The Grey Wolf greywolf at unisoft.UUCP
Thu Oct 25 06:32:04 AEST 1990


In article <4062:Oct1518:22:1290 at kramden.acf.nyu.edu> brnstnd at kramden.acf.nyu.edu (Dan Bernstein) writes:
>In article <271653D6.1CE8 at tct.uucp> chip at tct.uucp (Chip Salzenberg) writes:
>> According to lml at cbnews.att.com (L. Mark Larsen):
>> >I never much cared for xargs since it limits you to an argument list of
>> >only 470 bytes.
>> For the most common use of xargs -- "find ... | xargs command" -- the
>> script below, called "many", does a good job.  Since it doesn't spawn
>> a subshell, it isn't prone to metacharacter-caused security problems.
>
>But it's still susceptible to filenames with carriage returns, and will
>be until find has a -print0 option. Please, please, please don't claim
>that your xargs is by any means secure when a standard command like
>
>  find / -name '#*' -atime +7 -print | xargs rm
>
>lets a malicious user remove every file on the system. Maybe it's
>unreasonable of me to want others to live up to my standard of security,
>but in my eyes no \n-parsing xargs qualifies as ``a good job.'' Sorry.
>
>---Dan

Having looked at the output of find and the input of xargs, there
is definitely a hole ("NO SHIT, SHERLOCK!") (yeah, I saw the other posts).

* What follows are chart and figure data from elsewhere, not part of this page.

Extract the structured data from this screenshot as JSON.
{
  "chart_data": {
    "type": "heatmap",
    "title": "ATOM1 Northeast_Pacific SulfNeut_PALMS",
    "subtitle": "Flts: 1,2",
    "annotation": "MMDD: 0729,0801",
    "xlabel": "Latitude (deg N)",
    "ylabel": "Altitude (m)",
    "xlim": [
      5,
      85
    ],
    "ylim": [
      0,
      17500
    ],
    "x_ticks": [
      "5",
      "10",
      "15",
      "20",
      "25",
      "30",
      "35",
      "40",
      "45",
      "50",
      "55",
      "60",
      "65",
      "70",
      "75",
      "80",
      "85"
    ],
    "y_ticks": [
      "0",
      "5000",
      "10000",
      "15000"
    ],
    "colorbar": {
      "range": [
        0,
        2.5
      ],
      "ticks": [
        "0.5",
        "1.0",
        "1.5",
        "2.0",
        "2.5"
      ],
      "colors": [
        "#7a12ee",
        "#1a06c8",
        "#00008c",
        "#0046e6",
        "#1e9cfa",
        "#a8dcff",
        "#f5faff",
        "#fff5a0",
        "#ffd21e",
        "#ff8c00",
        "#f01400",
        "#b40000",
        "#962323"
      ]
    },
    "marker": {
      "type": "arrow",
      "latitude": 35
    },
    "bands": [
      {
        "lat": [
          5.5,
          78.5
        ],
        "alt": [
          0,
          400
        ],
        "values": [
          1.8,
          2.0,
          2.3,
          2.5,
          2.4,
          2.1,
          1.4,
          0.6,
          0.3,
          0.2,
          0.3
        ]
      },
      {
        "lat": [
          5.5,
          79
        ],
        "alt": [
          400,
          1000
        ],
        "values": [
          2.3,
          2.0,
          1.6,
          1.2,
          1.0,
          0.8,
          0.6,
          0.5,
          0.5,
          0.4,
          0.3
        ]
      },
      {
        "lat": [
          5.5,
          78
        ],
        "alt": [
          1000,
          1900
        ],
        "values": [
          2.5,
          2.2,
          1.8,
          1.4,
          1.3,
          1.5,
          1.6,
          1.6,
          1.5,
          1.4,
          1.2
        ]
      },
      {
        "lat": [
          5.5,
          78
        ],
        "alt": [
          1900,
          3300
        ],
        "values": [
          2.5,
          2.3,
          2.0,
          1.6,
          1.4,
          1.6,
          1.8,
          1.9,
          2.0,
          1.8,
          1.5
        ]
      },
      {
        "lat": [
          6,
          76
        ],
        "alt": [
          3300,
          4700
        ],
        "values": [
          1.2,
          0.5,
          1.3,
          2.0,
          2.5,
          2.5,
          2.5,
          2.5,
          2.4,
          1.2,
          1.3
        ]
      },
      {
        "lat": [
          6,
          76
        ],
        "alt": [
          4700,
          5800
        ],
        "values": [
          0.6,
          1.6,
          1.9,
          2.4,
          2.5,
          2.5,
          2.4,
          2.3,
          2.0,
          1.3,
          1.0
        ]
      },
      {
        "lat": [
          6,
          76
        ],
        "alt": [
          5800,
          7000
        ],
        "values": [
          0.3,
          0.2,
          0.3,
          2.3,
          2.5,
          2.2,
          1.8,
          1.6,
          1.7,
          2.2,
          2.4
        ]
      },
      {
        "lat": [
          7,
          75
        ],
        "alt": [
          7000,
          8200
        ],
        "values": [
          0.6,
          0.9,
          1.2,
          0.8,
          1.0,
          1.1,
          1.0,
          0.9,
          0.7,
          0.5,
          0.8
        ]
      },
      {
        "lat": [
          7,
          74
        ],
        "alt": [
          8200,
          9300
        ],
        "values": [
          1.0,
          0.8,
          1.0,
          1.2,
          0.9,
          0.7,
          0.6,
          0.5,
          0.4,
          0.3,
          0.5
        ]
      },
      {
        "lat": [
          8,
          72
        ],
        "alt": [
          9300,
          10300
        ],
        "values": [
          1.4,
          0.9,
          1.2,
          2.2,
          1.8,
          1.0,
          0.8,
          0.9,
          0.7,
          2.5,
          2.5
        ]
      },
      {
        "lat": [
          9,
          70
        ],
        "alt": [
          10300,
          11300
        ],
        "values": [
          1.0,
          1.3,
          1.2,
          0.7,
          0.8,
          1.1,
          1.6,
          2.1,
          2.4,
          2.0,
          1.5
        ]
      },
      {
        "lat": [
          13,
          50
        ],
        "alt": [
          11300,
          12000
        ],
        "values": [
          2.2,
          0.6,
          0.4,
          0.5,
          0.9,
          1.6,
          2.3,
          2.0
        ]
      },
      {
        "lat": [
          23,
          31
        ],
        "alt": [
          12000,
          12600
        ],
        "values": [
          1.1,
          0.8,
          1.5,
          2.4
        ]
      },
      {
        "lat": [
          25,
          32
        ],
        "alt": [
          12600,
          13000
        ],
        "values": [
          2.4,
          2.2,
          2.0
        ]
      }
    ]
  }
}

Just the same, xargs kind of loses functionality if you take away its
ability to handle newlines.  "find $fs -conditions ... -print | xargs cmd"
certainly has more advantages to it than the hole can really offset.
If you're worried about the above command running as root, then don't.
Or don't use "xargs" in that case, use "-exec rm {} \;".
It's that simple.  Don't cripple an otherwise very useful command.
-- 
"This is *not* going to work!"
				"Well, why didn't you say so before?"